In our group, the focus is on the study of flow of non-wetting liquid through porous media under the influence of gas. In many metallurgical reactors, the liquid phase is non-wetting and flows counter-current, co-current, or cross-current to the gas phase.

A typical example is the lower region of an ironmaking blast furnace, where molten metal and slag descend over the coke matrix while interacting with the upward gas flow. Research has shown that non-wetting liquids flow as droplets and rivulets, continuously breaking and coalescing within the bed.

This behavior is fundamentally different from wetting flows, where the liquid phase forms a continuous film around the packing particles. Under lateral gas injection, the liquid holdup differs significantly from conventional counter-current or co-current flow conditions.

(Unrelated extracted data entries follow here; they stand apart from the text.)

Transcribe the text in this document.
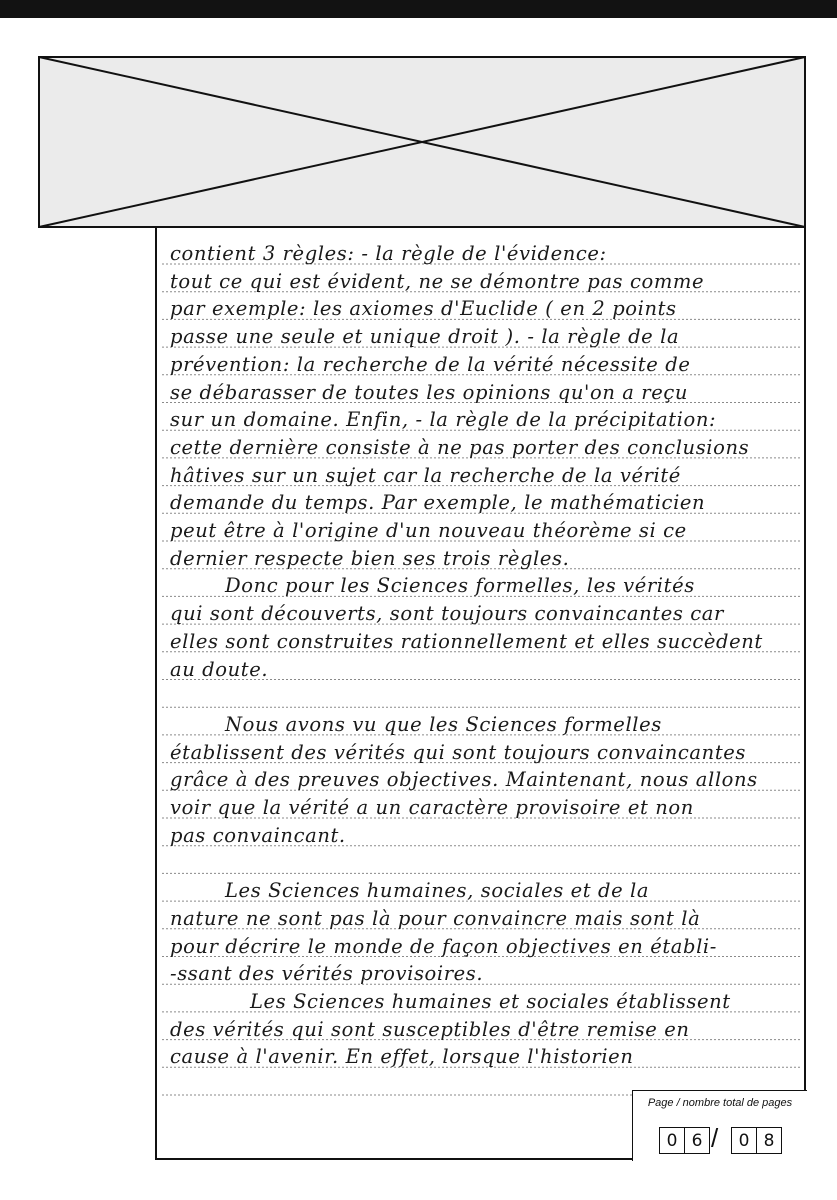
contient 3 règles: - la règle de l'évidence:
tout ce qui est évident, ne se démontre pas comme
par exemple: les axiomes d'Euclide ( en 2 points
passe une seule et unique droit ). - la règle de la
prévention: la recherche de la vérité nécessite de
se débarasser de toutes les opinions qu'on a reçu
sur un domaine. Enfin, - la règle de la précipitation:
cette dernière consiste à ne pas porter des conclusions
hâtives sur un sujet car la recherche de la vérité
demande du temps. Par exemple, le mathématicien
peut être à l'origine d'un nouveau théorème si ce
dernier respecte bien ses trois règles.
Donc pour les Sciences formelles, les vérités
qui sont découverts, sont toujours convaincantes car
elles sont construites rationnellement et elles succèdent
au doute.
Nous avons vu que les Sciences formelles
établissent des vérités qui sont toujours convaincantes
grâce à des preuves objectives. Maintenant, nous allons
voir que la vérité a un caractère provisoire et non
pas convaincant.
Les Sciences humaines, sociales et de la
nature ne sont pas là pour convaincre mais sont là
pour décrire le monde de façon objectives en établi-
-ssant des vérités provisoires.
Les Sciences humaines et sociales établissent
des vérités qui sont susceptibles d'être remise en
cause à l'avenir. En effet, lorsque l'historien
Page / nombre total de pages
0 6 /	0 8
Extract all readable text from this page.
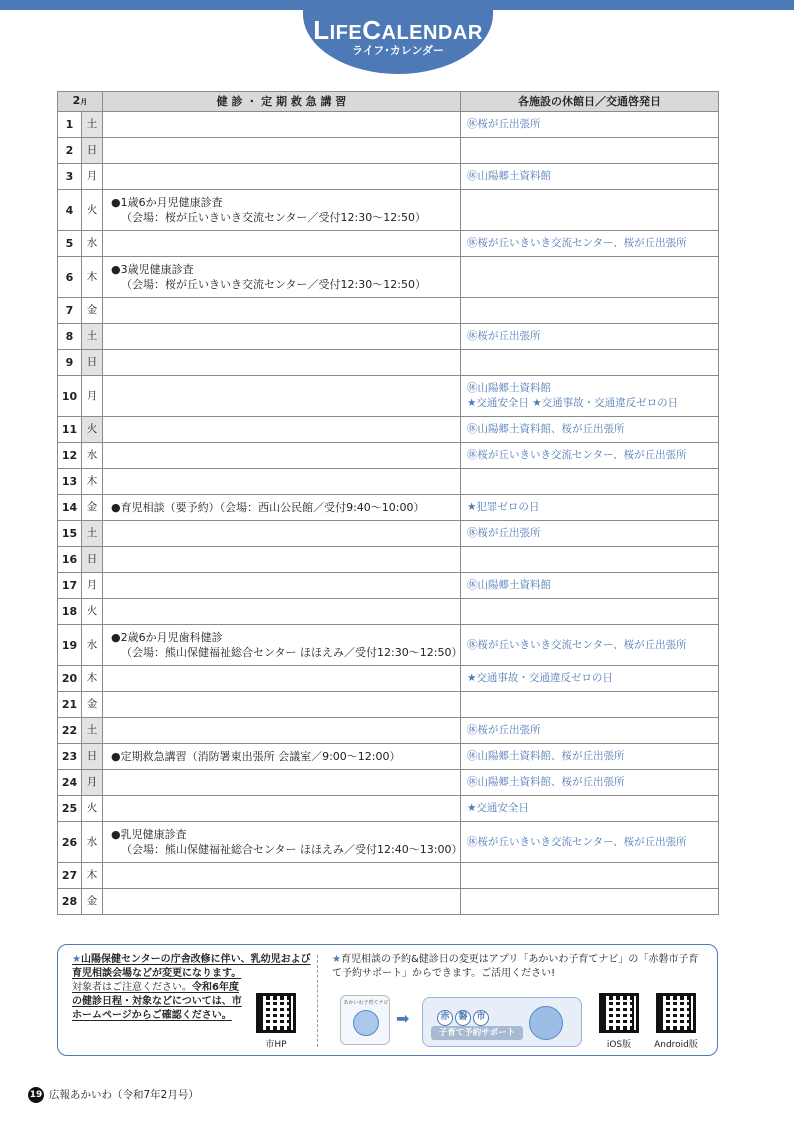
LIFECALENDAR
ライフ･カレンダー
2月		健 診 ・ 定 期 救 急 講 習	各施設の休館日／交通啓発日
1	土		㊡桜が丘出張所

2	日		
3	月		㊡山陽郷土資料館

4	火	●1歳6か月児健康診査
（会場：桜が丘いきいき交流センター／受付12:30〜12:50）	

5	水		㊡桜が丘いきいき交流センター、桜が丘出張所

6	木	●3歳児健康診査
（会場：桜が丘いきいき交流センター／受付12:30〜12:50）	

7	金		
8	土		㊡桜が丘出張所

9	日		
10	月		㊡山陽郷土資料館
★交通安全日 ★交通事故・交通違反ゼロの日

11	火		㊡山陽郷土資料館、桜が丘出張所

12	水		㊡桜が丘いきいき交流センター、桜が丘出張所

13	木		
14	金	●育児相談（要予約）（会場：西山公民館／受付9:40〜10:00）	★犯罪ゼロの日

15	土		㊡桜が丘出張所

16	日		
17	月		㊡山陽郷土資料館

18	火		
19	水	●2歳6か月児歯科健診
（会場：熊山保健福祉総合センター ほほえみ／受付12:30〜12:50）	㊡桜が丘いきいき交流センター、桜が丘出張所

20	木		★交通事故・交通違反ゼロの日

21	金		
22	土		㊡桜が丘出張所

23	日	●定期救急講習（消防署東出張所 会議室／9:00〜12:00）	㊡山陽郷土資料館、桜が丘出張所

24	月		㊡山陽郷土資料館、桜が丘出張所

25	火		★交通安全日

26	水	●乳児健康診査
（会場：熊山保健福祉総合センター ほほえみ／受付12:40〜13:00）	㊡桜が丘いきいき交流センター、桜が丘出張所

27	木		
28	金		
★山陽保健センターの庁舎改修に伴い、乳幼児および育児相談会場などが変更になります。
対象者はご注意ください。令和6年度の健診日程・対象などについては、市ホームページからご確認ください。
市HP
★育児相談の予約&健診日の変更はアプリ「あかいわ子育てナビ」の「赤磐市子育て予約サポート」からできます。ご活用ください!
あかいわ子育てナビ
➡	赤 磐 市
子育て予約サポート
iOS版	Android版
19 広報あかいわ（令和7年2月号）
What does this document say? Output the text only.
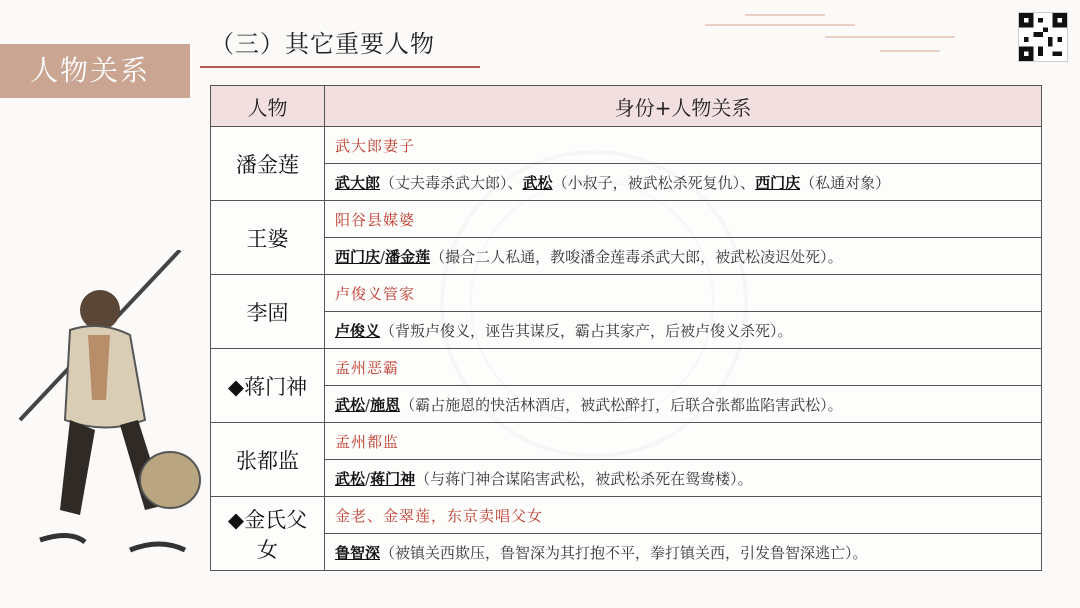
人物关系
（三）其它重要人物
人物	身份+人物关系
潘金莲	武大郎妻子
	武大郎（丈夫毒杀武大郎）、武松（小叔子，被武松杀死复仇）、西门庆（私通对象）
王婆	阳谷县媒婆
	西门庆/潘金莲（撮合二人私通，教唆潘金莲毒杀武大郎，被武松凌迟处死）。
李固	卢俊义管家
	卢俊义（背叛卢俊义，诬告其谋反，霸占其家产，后被卢俊义杀死）。
◆蒋门神	孟州恶霸
	武松/施恩（霸占施恩的快活林酒店，被武松醉打，后联合张都监陷害武松）。
张都监	孟州都监
	武松/蒋门神（与蒋门神合谋陷害武松，被武松杀死在鸳鸯楼）。
◆金氏父女	金老、金翠莲，东京卖唱父女
	鲁智深（被镇关西欺压，鲁智深为其打抱不平，拳打镇关西，引发鲁智深逃亡）。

Our work is therefore directed toward a fundamental understanding of droplet and rivulet motion through packed beds. We model this discrete liquid behavior using a force balance approach proposed by Gupta et al. (1996, 1997).

We have postulated a new theory to model non-wetting liquid flow in packed beds by treating the liquid as discrete in nature. Liquid rupture theory has recently been incorporated to extend the applicability of the model.

Gas flow is modeled by solving the Navier–Stokes equations under turbulent conditions. Experimental validation is carried out using X-ray radiography techniques for liquid flow visualization in packed beds.

Current efforts focus on modeling slag and iron flow at high gas blast velocities (~40 m/s) and understanding gas–liquid maldistribution in random packed beds. The influence of raceway hysteresis on gas–liquid flow behavior is also being investigated.